Comentario: Rev. D. Joan SOLÀ i Triadú
(Girona, España).
«Rogad (...) al Dueño de la mies que envíe obreros a su
mies»
Hoy, el Evangelio nos habla de la curación de un
endemoniado mudo que provoca diferentes reacciones en los fariseos y en la
multitud. Mientras que los fariseos, ante la evidencia de un prodigio
innegable, lo atribuyen a poderes diabólicos —«Por el Príncipe de los demonios
expulsa a los demonios» (Mt 9,34)—, la multitud se maravilla: «Jamás se vio
cosa igual en Israel» (Mt 9,33). San Juan Crisóstomo, comentando este pasaje,
dice: «Lo que en verdad molestaba a los fariseos era que consideraran a Jesús
como superior a todos, no sólo a los que entonces existían, sino a todos los
que habían existido anteriormente».
A Jesús no le preocupaba la animadversión de los fariseos,
Él continuaba fiel a su misión. Es más, Jesús, ante la evidencia de que los
guías de Israel, en vez de cuidar y apacentar el rebaño, lo que hacían era
descarriarlo, se apiadó de aquellas multitudes cansadas y abatidas, como ovejas
sin pastor. Que las multitudes desean y agradecen una buena guía quedó
comprobado en las visitas pastorales del Papa Juan Pablo II a tantos países del mundo. ¡Cuántas multitudes reunidas a su
alrededor! ¡Cómo escuchaban su palabra, sobre todo los jóvenes! Y eso que el
Papa no rebajaba el Evangelio, sino que lo predicaba con todas sus exigencias.

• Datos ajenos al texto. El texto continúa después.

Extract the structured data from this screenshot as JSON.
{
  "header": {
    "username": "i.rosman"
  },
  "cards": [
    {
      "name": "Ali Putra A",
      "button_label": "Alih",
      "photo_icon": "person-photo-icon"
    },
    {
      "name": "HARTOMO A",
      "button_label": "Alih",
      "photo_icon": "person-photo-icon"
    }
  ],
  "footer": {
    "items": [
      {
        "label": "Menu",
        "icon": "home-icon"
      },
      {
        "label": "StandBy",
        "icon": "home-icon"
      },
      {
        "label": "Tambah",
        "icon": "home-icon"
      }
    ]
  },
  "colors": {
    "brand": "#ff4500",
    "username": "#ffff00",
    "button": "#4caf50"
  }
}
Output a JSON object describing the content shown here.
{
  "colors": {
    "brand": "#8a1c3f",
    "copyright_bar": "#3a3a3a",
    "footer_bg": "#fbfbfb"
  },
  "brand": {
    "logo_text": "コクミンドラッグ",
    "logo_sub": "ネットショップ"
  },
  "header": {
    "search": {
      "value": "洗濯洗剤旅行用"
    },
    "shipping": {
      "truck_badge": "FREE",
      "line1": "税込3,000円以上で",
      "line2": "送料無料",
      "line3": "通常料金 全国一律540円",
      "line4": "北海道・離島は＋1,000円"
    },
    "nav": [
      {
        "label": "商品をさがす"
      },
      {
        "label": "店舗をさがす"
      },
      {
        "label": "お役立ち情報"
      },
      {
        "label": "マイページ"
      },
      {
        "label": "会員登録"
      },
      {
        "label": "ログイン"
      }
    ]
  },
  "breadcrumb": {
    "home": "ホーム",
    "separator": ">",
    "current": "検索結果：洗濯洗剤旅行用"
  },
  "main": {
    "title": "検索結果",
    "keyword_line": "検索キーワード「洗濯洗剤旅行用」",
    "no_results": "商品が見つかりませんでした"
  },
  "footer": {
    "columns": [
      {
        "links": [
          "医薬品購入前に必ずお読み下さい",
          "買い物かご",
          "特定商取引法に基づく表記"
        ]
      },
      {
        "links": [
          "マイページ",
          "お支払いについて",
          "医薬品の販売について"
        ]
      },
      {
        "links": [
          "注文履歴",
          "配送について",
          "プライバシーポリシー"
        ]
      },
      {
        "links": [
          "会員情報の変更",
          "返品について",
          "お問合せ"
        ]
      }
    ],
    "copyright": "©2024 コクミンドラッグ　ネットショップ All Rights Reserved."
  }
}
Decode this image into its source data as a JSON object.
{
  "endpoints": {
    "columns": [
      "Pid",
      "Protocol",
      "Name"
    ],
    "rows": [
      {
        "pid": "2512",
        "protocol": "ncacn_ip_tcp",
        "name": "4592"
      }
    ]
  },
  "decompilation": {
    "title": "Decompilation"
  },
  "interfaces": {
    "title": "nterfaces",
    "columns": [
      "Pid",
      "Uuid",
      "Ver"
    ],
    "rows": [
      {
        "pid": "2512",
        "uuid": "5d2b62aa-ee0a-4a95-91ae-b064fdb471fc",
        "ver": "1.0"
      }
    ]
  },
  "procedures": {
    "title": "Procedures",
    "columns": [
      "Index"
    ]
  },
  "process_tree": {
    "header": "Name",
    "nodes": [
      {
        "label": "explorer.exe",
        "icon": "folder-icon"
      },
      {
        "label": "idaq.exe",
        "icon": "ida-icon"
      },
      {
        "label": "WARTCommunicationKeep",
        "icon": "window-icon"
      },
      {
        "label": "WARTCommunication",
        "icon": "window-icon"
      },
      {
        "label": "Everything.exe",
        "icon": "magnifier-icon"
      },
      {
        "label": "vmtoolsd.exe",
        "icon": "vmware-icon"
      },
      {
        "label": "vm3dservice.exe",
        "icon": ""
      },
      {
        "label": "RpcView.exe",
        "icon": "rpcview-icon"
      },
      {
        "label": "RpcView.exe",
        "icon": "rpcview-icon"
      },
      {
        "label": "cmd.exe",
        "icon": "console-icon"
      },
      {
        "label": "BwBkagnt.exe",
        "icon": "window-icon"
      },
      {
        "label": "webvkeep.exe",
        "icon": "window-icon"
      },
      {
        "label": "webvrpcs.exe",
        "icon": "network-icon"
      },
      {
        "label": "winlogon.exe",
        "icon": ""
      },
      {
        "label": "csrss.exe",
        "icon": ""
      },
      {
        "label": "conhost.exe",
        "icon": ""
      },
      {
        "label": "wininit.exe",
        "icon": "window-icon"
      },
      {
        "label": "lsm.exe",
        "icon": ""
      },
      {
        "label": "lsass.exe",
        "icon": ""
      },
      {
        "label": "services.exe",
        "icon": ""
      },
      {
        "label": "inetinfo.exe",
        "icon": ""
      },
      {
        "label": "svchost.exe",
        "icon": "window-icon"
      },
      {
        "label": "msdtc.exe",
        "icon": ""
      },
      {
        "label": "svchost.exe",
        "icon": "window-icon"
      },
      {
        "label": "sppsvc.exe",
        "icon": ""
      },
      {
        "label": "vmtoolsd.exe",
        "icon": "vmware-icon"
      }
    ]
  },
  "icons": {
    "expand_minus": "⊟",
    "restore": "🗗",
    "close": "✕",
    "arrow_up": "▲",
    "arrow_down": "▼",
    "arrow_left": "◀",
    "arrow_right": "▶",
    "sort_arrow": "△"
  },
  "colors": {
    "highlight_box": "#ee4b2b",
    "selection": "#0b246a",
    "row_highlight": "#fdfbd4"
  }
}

Todos nosotros, «si fuéramos consecuentes con nuestra fe,
—dice san Josemaría Escrivá— al
mirar a nuestro alrededor y contemplar el espectáculo de la historia y del
mundo, no podríamos menos de sentir que se elevan en nuestro corazón los mismos
sentimientos que animaron al de Jesucristo», lo cual nos conduciría a una
generosa tarea apostólica. Pero es evidente la desproporción que existe entre
las multitudes que esperan la predicación de la Buena Nueva del Reino y la
escasez de obreros. La solución nos la da Jesús al final del Evangelio: rogad
al Dueño de la mies que envíe obreros a sus campos (cf. Mt 9,38).